Traditionally speaking, yes mortgage forbearance can be bad for your credit but in the case of covid-19, guidelines issued by the Federal Housing Administration and mortgage giants Fannie Mae and Freddie Mac clearly state that banks and loan servicing companies shouldn’t report borrowers who are using disaster forbearance or similar programs as delinquent to the credit bureaus.
The problem with this is that lenders and loan servicing companies are far from perfect. Let’s just say, the lender or the firm that processes the monthly payments may promise temporary debt relief but then fail to update its files. Or, it may be unclear when the mortgage payments are to resume. Either way, the borrower could get reported as delinquent and their credit score could take a hit. To avoid any such issue, make sure you get the forbearance mortgage agreement in writing and fully understand its terms.
When is my mortgage payment considered late?
For credit reporting purposes, your payment isn’t considered late in normal circumstances until after 30 days. For example, if your mortgage payment is due on May 1st but you make the payment on May 15th or May 29th, that would not affect your credit in a negative way. With that said, you have a bit of a grace period before it affects you negatively.
What should you do if you know you will be late on your mortgage payment?
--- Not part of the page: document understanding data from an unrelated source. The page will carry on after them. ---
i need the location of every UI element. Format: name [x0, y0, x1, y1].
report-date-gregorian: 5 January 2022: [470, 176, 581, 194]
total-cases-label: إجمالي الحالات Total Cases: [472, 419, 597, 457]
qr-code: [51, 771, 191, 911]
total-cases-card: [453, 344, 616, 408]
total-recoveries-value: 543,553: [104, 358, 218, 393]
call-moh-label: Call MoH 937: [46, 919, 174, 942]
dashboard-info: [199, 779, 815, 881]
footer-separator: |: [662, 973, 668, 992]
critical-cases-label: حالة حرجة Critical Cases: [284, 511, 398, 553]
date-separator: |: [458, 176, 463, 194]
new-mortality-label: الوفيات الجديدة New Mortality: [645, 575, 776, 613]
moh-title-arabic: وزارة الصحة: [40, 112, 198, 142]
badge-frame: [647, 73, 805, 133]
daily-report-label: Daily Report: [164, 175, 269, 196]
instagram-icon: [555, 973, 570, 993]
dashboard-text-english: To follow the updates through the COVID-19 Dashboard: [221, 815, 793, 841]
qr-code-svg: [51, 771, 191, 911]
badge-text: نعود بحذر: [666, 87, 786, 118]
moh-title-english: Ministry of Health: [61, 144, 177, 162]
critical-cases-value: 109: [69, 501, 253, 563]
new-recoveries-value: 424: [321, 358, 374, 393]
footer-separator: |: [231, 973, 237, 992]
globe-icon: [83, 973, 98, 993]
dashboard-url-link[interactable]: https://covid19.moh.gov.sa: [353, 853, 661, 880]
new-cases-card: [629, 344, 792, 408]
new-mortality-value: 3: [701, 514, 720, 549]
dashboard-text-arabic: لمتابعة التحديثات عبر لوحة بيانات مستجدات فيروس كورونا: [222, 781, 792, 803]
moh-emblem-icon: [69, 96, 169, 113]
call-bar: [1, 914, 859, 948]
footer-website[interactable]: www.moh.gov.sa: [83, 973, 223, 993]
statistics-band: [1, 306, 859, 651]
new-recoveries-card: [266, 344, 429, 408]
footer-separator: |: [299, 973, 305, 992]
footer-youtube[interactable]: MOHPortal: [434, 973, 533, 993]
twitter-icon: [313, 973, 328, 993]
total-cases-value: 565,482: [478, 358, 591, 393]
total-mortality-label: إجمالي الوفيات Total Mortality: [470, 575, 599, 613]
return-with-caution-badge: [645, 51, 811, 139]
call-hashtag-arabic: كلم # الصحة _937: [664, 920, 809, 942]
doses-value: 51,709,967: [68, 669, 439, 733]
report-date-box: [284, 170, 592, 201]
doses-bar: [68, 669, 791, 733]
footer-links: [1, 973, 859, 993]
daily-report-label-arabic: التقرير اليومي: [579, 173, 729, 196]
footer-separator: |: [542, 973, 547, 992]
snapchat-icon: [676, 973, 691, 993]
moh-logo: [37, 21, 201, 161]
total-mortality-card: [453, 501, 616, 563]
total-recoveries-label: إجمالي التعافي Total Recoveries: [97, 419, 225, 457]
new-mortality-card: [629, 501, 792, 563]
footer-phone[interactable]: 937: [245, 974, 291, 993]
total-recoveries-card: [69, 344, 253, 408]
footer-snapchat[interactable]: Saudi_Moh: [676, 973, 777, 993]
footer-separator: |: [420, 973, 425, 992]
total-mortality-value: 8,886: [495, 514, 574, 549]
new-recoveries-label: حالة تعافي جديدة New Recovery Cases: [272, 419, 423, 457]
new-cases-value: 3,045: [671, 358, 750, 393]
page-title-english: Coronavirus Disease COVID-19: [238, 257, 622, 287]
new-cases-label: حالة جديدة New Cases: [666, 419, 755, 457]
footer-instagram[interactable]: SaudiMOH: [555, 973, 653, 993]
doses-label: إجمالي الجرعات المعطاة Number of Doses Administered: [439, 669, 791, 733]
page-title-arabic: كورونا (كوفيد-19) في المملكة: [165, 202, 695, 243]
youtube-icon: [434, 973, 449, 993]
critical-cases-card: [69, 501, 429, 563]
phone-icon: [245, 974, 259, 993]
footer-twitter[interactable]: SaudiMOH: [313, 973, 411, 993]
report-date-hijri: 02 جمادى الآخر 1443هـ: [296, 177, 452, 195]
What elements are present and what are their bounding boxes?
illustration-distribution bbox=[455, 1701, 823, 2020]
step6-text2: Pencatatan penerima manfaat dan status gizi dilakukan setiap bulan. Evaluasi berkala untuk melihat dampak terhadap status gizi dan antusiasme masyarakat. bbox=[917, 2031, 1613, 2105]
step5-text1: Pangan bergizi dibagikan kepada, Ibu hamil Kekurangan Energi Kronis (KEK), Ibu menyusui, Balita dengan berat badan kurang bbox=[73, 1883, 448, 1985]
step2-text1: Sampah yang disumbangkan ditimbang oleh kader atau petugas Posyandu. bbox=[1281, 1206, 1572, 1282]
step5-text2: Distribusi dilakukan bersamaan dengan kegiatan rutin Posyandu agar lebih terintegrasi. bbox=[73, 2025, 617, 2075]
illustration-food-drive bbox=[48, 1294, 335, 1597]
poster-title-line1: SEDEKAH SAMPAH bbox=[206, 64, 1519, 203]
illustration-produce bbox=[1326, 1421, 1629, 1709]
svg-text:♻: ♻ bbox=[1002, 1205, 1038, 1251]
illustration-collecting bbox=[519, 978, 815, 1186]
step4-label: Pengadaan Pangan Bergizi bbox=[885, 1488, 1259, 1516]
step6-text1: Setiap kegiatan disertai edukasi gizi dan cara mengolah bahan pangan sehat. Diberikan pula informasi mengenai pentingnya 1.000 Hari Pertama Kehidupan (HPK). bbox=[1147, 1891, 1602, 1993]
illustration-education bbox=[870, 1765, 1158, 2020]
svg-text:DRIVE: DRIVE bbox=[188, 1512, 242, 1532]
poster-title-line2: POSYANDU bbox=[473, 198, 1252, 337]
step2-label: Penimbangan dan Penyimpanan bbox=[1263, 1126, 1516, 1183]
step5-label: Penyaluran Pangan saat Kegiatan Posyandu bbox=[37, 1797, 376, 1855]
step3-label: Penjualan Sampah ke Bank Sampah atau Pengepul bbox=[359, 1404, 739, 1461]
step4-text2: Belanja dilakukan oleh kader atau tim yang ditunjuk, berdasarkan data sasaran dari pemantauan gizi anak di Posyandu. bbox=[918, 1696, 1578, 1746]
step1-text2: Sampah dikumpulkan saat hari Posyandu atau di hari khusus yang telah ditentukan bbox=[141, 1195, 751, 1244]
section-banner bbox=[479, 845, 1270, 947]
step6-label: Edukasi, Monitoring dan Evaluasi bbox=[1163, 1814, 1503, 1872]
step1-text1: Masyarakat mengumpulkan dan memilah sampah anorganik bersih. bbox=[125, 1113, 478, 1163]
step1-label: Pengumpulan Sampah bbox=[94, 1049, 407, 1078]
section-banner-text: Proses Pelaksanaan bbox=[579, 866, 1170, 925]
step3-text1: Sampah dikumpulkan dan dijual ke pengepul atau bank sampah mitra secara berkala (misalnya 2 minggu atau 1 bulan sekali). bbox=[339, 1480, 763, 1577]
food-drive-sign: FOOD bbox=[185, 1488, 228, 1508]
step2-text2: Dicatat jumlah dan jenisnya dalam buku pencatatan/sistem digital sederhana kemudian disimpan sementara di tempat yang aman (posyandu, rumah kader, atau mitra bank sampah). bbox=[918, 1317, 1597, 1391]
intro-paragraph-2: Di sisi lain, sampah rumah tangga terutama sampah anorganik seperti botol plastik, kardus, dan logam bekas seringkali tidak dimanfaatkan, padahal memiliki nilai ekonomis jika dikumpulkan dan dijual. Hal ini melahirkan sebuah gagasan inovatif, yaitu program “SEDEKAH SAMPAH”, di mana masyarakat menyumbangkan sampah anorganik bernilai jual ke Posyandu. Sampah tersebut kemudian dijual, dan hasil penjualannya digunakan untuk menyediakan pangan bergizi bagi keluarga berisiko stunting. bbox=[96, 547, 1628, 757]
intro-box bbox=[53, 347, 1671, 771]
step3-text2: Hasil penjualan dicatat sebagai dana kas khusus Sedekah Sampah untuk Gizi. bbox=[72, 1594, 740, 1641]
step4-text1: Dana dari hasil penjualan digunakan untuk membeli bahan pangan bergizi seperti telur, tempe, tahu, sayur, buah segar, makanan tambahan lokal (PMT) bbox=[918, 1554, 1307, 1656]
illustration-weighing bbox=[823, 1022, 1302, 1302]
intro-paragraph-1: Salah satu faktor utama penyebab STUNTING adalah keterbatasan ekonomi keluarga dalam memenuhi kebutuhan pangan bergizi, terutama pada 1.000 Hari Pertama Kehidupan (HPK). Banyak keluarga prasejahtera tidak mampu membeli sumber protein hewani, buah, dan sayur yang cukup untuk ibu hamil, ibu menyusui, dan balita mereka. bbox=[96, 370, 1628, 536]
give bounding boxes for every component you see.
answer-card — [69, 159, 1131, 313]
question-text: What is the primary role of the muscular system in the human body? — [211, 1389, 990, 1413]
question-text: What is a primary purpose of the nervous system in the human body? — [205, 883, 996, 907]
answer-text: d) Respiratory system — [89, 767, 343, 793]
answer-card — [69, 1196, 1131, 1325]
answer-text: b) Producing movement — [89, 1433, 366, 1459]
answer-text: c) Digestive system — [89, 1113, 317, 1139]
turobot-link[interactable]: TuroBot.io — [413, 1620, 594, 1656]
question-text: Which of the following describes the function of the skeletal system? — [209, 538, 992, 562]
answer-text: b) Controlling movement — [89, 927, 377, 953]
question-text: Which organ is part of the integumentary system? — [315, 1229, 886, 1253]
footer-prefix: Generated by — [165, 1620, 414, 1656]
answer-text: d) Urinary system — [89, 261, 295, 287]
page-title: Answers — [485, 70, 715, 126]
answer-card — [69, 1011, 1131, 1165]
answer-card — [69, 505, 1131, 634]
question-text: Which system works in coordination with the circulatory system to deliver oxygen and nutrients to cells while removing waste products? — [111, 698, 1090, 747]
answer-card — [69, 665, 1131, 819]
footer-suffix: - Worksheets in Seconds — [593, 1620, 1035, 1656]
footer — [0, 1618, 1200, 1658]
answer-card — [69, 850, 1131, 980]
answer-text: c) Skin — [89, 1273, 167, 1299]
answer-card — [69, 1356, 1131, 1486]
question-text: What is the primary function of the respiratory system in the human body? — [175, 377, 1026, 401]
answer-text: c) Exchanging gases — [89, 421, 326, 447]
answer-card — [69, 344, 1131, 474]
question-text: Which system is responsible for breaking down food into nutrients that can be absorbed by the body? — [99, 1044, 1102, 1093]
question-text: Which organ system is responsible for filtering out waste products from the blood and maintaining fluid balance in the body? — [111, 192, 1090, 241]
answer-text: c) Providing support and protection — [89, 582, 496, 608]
Call your lender and have a conversation. Tell them exactly what is going on so there are no surprises. Your lender will work with you if you have been affected by covid-19
What is a mortgage forbearance?
A mortgage forbearance agreement is an agreement made between a mortgage lender and delinquent borrower (or potentially delinquent in this case) in which the lender agrees not to exercise its legal right to foreclose on a mortgage and the borrower agrees to a mortgage plan that will, over a certain time period, bring the borrower current on his or her mortgage.
What Is a Credit Score?
A credit score is a statistical number that evaluates a consumer’s creditworthiness and is based on credit history: repayment history, number of open accounts and total levels of debt. Lenders use credit scores to evaluate the probability that an individual will repay loans in a timely manner.